The best way to assess the 'nouniness' of a word is to see how it is used in the wild.
In other words, you should look in usage corpuses, Google Books etc. and form your own judgment (possibly with the help of some supplementary statistical analysis).
As Fumblefingers correctly notes in his comment:
Verbification, nounification, etc., are standard features of English, but dictionaries only tend to list the most common usages.
He also notes in a comment here,
"...I think you should ditch the notion that a word itself can properly be classed as a "noun". What matters is whether it functions as a noun in any given context."
Or as Edwin Ashworth stated in a comment on the same question,
"POS [part-of-speech] determination hinges on how a word functions in that usage / the syntactic environment; formal considerations; considerations from other languages; and yes – even semantic considerations. Linguists haven't agreed on the correct balance of these factors, nor even on undisputed tests for how a word is functioning in a usage."
So you can't expect even comprehensive dictionaries like the OED to cover the full range of possible usages of a word.

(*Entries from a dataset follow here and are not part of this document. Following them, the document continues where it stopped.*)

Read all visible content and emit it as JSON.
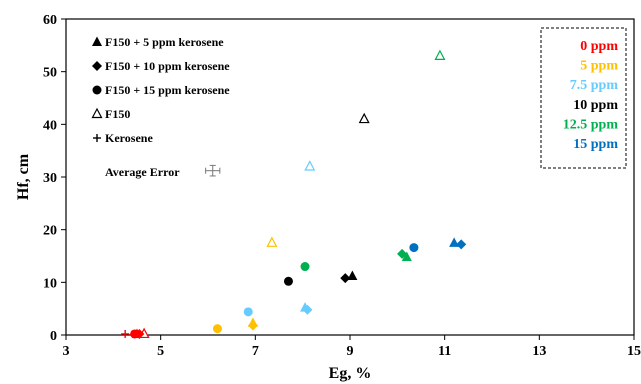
{
  "chart_data": {
    "type": "scatter",
    "xlabel": "Eg, %",
    "ylabel": "Hf, cm",
    "xlim": [
      3,
      15
    ],
    "ylim": [
      0,
      60
    ],
    "xticks": [
      3,
      5,
      7,
      9,
      11,
      13,
      15
    ],
    "yticks": [
      0,
      10,
      20,
      30,
      40,
      50,
      60
    ],
    "grid": false,
    "marker_legend": {
      "placement": "top-left",
      "entries": [
        {
          "marker": "filled-triangle",
          "label": "F150 + 5 ppm kerosene"
        },
        {
          "marker": "filled-diamond",
          "label": "F150 + 10 ppm kerosene"
        },
        {
          "marker": "filled-circle",
          "label": "F150 + 15 ppm kerosene"
        },
        {
          "marker": "open-triangle",
          "label": "F150"
        },
        {
          "marker": "plus",
          "label": "Kerosene"
        }
      ]
    },
    "average_error": {
      "label": "Average Error",
      "x": 6.1,
      "y": 31.2,
      "x_err": 0.15,
      "y_err": 1.0
    },
    "color_legend": {
      "placement": "top-right",
      "border": "dashed",
      "entries": [
        {
          "label": "0 ppm",
          "color": "#ff0000"
        },
        {
          "label": "5 ppm",
          "color": "#ffc000"
        },
        {
          "label": "7.5 ppm",
          "color": "#66ccff"
        },
        {
          "label": "10 ppm",
          "color": "#000000"
        },
        {
          "label": "12.5 ppm",
          "color": "#00b050"
        },
        {
          "label": "15 ppm",
          "color": "#0070c0"
        }
      ]
    },
    "points": [
      {
        "group": "F150",
        "concentration": "0 ppm",
        "marker": "open-triangle",
        "x": 4.65,
        "y": 0.2
      },
      {
        "group": "Kerosene",
        "concentration": "0 ppm",
        "marker": "plus",
        "x": 4.25,
        "y": 0.2
      },
      {
        "group": "F150 + 5 ppm kerosene",
        "concentration": "0 ppm",
        "marker": "filled-triangle",
        "x": 4.5,
        "y": 0.2
      },
      {
        "group": "F150 + 10 ppm kerosene",
        "concentration": "0 ppm",
        "marker": "filled-diamond",
        "x": 4.55,
        "y": 0.2
      },
      {
        "group": "F150 + 15 ppm kerosene",
        "concentration": "0 ppm",
        "marker": "filled-circle",
        "x": 4.45,
        "y": 0.2
      },
      {
        "group": "F150",
        "concentration": "5 ppm",
        "marker": "open-triangle",
        "x": 7.35,
        "y": 17.5
      },
      {
        "group": "F150 + 5 ppm kerosene",
        "concentration": "5 ppm",
        "marker": "filled-triangle",
        "x": 6.95,
        "y": 2.3
      },
      {
        "group": "F150 + 10 ppm kerosene",
        "concentration": "5 ppm",
        "marker": "filled-diamond",
        "x": 6.95,
        "y": 1.8
      },
      {
        "group": "F150 + 15 ppm kerosene",
        "concentration": "5 ppm",
        "marker": "filled-circle",
        "x": 6.2,
        "y": 1.2
      },
      {
        "group": "F150",
        "concentration": "7.5 ppm",
        "marker": "open-triangle",
        "x": 8.15,
        "y": 32
      },
      {
        "group": "F150 + 5 ppm kerosene",
        "concentration": "7.5 ppm",
        "marker": "filled-triangle",
        "x": 8.05,
        "y": 5.2
      },
      {
        "group": "F150 + 10 ppm kerosene",
        "concentration": "7.5 ppm",
        "marker": "filled-diamond",
        "x": 8.1,
        "y": 4.8
      },
      {
        "group": "F150 + 15 ppm kerosene",
        "concentration": "7.5 ppm",
        "marker": "filled-circle",
        "x": 6.85,
        "y": 4.4
      },
      {
        "group": "F150",
        "concentration": "10 ppm",
        "marker": "open-triangle",
        "x": 9.3,
        "y": 41
      },
      {
        "group": "F150 + 5 ppm kerosene",
        "concentration": "10 ppm",
        "marker": "filled-triangle",
        "x": 9.05,
        "y": 11.2
      },
      {
        "group": "F150 + 10 ppm kerosene",
        "concentration": "10 ppm",
        "marker": "filled-diamond",
        "x": 8.9,
        "y": 10.8
      },
      {
        "group": "F150 + 15 ppm kerosene",
        "concentration": "10 ppm",
        "marker": "filled-circle",
        "x": 7.7,
        "y": 10.2
      },
      {
        "group": "F150",
        "concentration": "12.5 ppm",
        "marker": "open-triangle",
        "x": 10.9,
        "y": 53
      },
      {
        "group": "F150 + 5 ppm kerosene",
        "concentration": "12.5 ppm",
        "marker": "filled-triangle",
        "x": 10.2,
        "y": 14.8
      },
      {
        "group": "F150 + 10 ppm kerosene",
        "concentration": "12.5 ppm",
        "marker": "filled-diamond",
        "x": 10.1,
        "y": 15.4
      },
      {
        "group": "F150 + 15 ppm kerosene",
        "concentration": "12.5 ppm",
        "marker": "filled-circle",
        "x": 8.05,
        "y": 13
      },
      {
        "group": "F150 + 5 ppm kerosene",
        "concentration": "15 ppm",
        "marker": "filled-triangle",
        "x": 11.2,
        "y": 17.5
      },
      {
        "group": "F150 + 10 ppm kerosene",
        "concentration": "15 ppm",
        "marker": "filled-diamond",
        "x": 11.35,
        "y": 17.2
      },
      {
        "group": "F150 + 15 ppm kerosene",
        "concentration": "15 ppm",
        "marker": "filled-circle",
        "x": 10.35,
        "y": 16.6
      }
    ]
  }
}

I would add to the comments by Fumblefingers and Edwin Ashworth that the elements of any living language are a constantly-moving target, so a statement about usage that was largely accurate 80 years ago may not be so today, and one that is largely accurate today may not be so 80 years from now.
For all the reasons cited above, a dictionary can never be fully categorical regarding the usage of any given word or expression (except, perhaps, with respect to terms that have fallen entirely out of use in contemporary speech and writing, and for which the usages have therefore become frozen).